As you know if you have been reading this blog for a while, I have been canning and preserving food for over three-quarters of my life.  But until this year, I have not been brave enough to try pressure canning.

I have certainly heard all of the horror stories of home canners who wound up with beans coating the ceiling because their pressure canner exploded.  And, of course, I am aware that working with pressurized steam is a whole new safety challenge that must be respected.

Still, there is a place for pressure canning.  For one thing, it allows you to can the low-acid foods, like vegetables and stock, that otherwise could not be safely canned.  For another, I am painfully aware both of the capacity of my little half-size freezer and the fact that we have been having more and more frequent power outages around here, both arguments for not trying to stuff every bit of low-acid food I want to preserve in the freezer.

So, I took the plunge, and I purchased this pressure canner from Lehman's.   With six different latches holding the lid, it is certainly more secure than old fashioned pressure canners and cookers.  It also features both a dial and a weight to measure the pressure (I believe most of them do these days), and it will also serve as a water bath canner if I need another, a pressure cooker, and even an autoclave if the SHTF and we are seriously on our own for some reason. 

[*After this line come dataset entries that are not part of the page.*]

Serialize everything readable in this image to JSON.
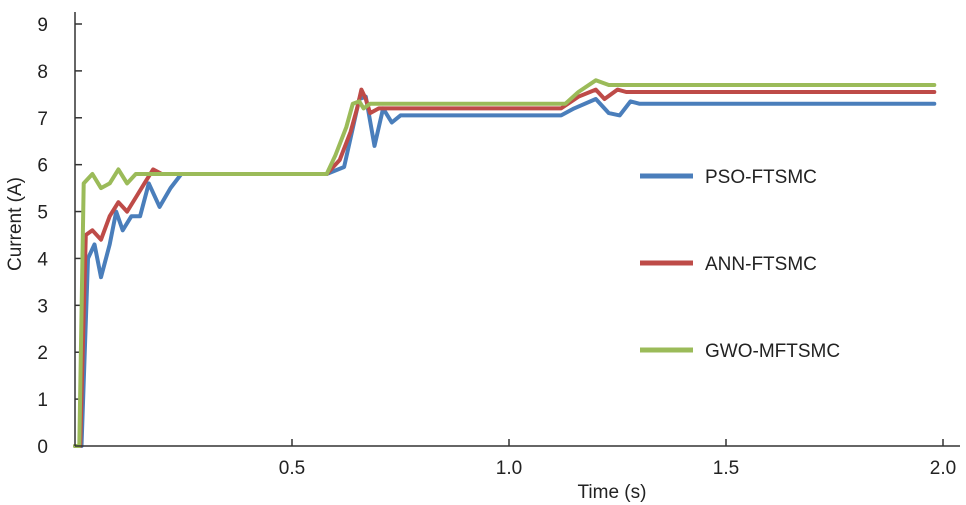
{
  "chart_data": {
    "type": "line",
    "title": "",
    "xlabel": "Time (s)",
    "ylabel": "Current (A)",
    "xlim": [
      0,
      2.0
    ],
    "ylim": [
      0,
      9
    ],
    "x_ticks": [
      0.5,
      1.0,
      1.5,
      2.0
    ],
    "x_tick_labels": [
      "0.5",
      "1.0",
      "1.5",
      "2.0"
    ],
    "y_ticks": [
      0,
      1,
      2,
      3,
      4,
      5,
      6,
      7,
      8,
      9
    ],
    "y_tick_labels": [
      "0",
      "1",
      "2",
      "3",
      "4",
      "5",
      "6",
      "7",
      "8",
      "9"
    ],
    "grid": false,
    "legend_position": "right",
    "series": [
      {
        "name": "PSO-FTSMC",
        "color": "#4a7ebb",
        "points": [
          [
            0.0,
            0
          ],
          [
            0.015,
            0
          ],
          [
            0.03,
            4.0
          ],
          [
            0.045,
            4.3
          ],
          [
            0.06,
            3.6
          ],
          [
            0.08,
            4.3
          ],
          [
            0.095,
            5.0
          ],
          [
            0.11,
            4.6
          ],
          [
            0.13,
            4.9
          ],
          [
            0.15,
            4.9
          ],
          [
            0.17,
            5.6
          ],
          [
            0.195,
            5.1
          ],
          [
            0.22,
            5.5
          ],
          [
            0.245,
            5.8
          ],
          [
            0.3,
            5.8
          ],
          [
            0.58,
            5.8
          ],
          [
            0.62,
            5.95
          ],
          [
            0.655,
            7.4
          ],
          [
            0.67,
            7.45
          ],
          [
            0.69,
            6.4
          ],
          [
            0.71,
            7.2
          ],
          [
            0.73,
            6.9
          ],
          [
            0.75,
            7.05
          ],
          [
            0.9,
            7.05
          ],
          [
            1.12,
            7.05
          ],
          [
            1.15,
            7.2
          ],
          [
            1.2,
            7.4
          ],
          [
            1.23,
            7.1
          ],
          [
            1.255,
            7.05
          ],
          [
            1.28,
            7.35
          ],
          [
            1.3,
            7.3
          ],
          [
            1.6,
            7.3
          ],
          [
            1.98,
            7.3
          ]
        ]
      },
      {
        "name": "ANN-FTSMC",
        "color": "#be4b48",
        "points": [
          [
            0.0,
            0
          ],
          [
            0.012,
            0
          ],
          [
            0.025,
            4.5
          ],
          [
            0.04,
            4.6
          ],
          [
            0.06,
            4.4
          ],
          [
            0.08,
            4.9
          ],
          [
            0.1,
            5.2
          ],
          [
            0.12,
            5.0
          ],
          [
            0.14,
            5.3
          ],
          [
            0.16,
            5.6
          ],
          [
            0.18,
            5.9
          ],
          [
            0.2,
            5.8
          ],
          [
            0.22,
            5.8
          ],
          [
            0.4,
            5.8
          ],
          [
            0.58,
            5.8
          ],
          [
            0.61,
            6.1
          ],
          [
            0.635,
            6.7
          ],
          [
            0.65,
            7.2
          ],
          [
            0.66,
            7.6
          ],
          [
            0.67,
            7.4
          ],
          [
            0.68,
            7.1
          ],
          [
            0.7,
            7.2
          ],
          [
            0.9,
            7.2
          ],
          [
            1.12,
            7.2
          ],
          [
            1.16,
            7.45
          ],
          [
            1.2,
            7.6
          ],
          [
            1.22,
            7.4
          ],
          [
            1.25,
            7.6
          ],
          [
            1.27,
            7.55
          ],
          [
            1.5,
            7.55
          ],
          [
            1.98,
            7.55
          ]
        ]
      },
      {
        "name": "GWO-MFTSMC",
        "color": "#9bbb59",
        "points": [
          [
            0.0,
            0
          ],
          [
            0.01,
            0
          ],
          [
            0.02,
            5.6
          ],
          [
            0.04,
            5.8
          ],
          [
            0.06,
            5.5
          ],
          [
            0.08,
            5.6
          ],
          [
            0.1,
            5.9
          ],
          [
            0.12,
            5.6
          ],
          [
            0.14,
            5.8
          ],
          [
            0.16,
            5.8
          ],
          [
            0.5,
            5.8
          ],
          [
            0.58,
            5.8
          ],
          [
            0.6,
            6.2
          ],
          [
            0.625,
            6.8
          ],
          [
            0.64,
            7.3
          ],
          [
            0.655,
            7.35
          ],
          [
            0.665,
            7.2
          ],
          [
            0.68,
            7.3
          ],
          [
            0.9,
            7.3
          ],
          [
            1.13,
            7.3
          ],
          [
            1.16,
            7.55
          ],
          [
            1.2,
            7.8
          ],
          [
            1.23,
            7.7
          ],
          [
            1.5,
            7.7
          ],
          [
            1.98,
            7.7
          ]
        ]
      }
    ]
  }
}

I put up four pints of corn as a test batch.  Although it took a little more time than other types of preservation (55 minutes of processing time alone), I am so pleased with the pretty jars of corn and the knowledge that they are safely preserved and sitting in my pantry. 

The Analysis

Fast:  A big "no" on this one -- it is much faster to freeze something like corn than it is to can it and then process it for nearly an hour.  To maximize my efforts, next time I plan to do 8 or 9 pints, which is the canner capacity.

Cheap:  A slight win on this count.  Although a pressure canner isn't cheap, it should last my entire life.  The beauty of the finished product is that it requires no further input of energy to stay safe, unlike frozen food, which requires the continual electric input of a freezer.  I sometimes think of my freezer as life support for my food, and this method of preservation cuts that cord.  With as many power outages as we've had around here the past couple of years, I'm glad to have some food put up that I don't have worry about.

Good:  Would I recommend this to a novice food preserver?  No, not really.  But once you are comfortable with water bath canning, this is not a terribly hard step to take, and it is a good skill to have.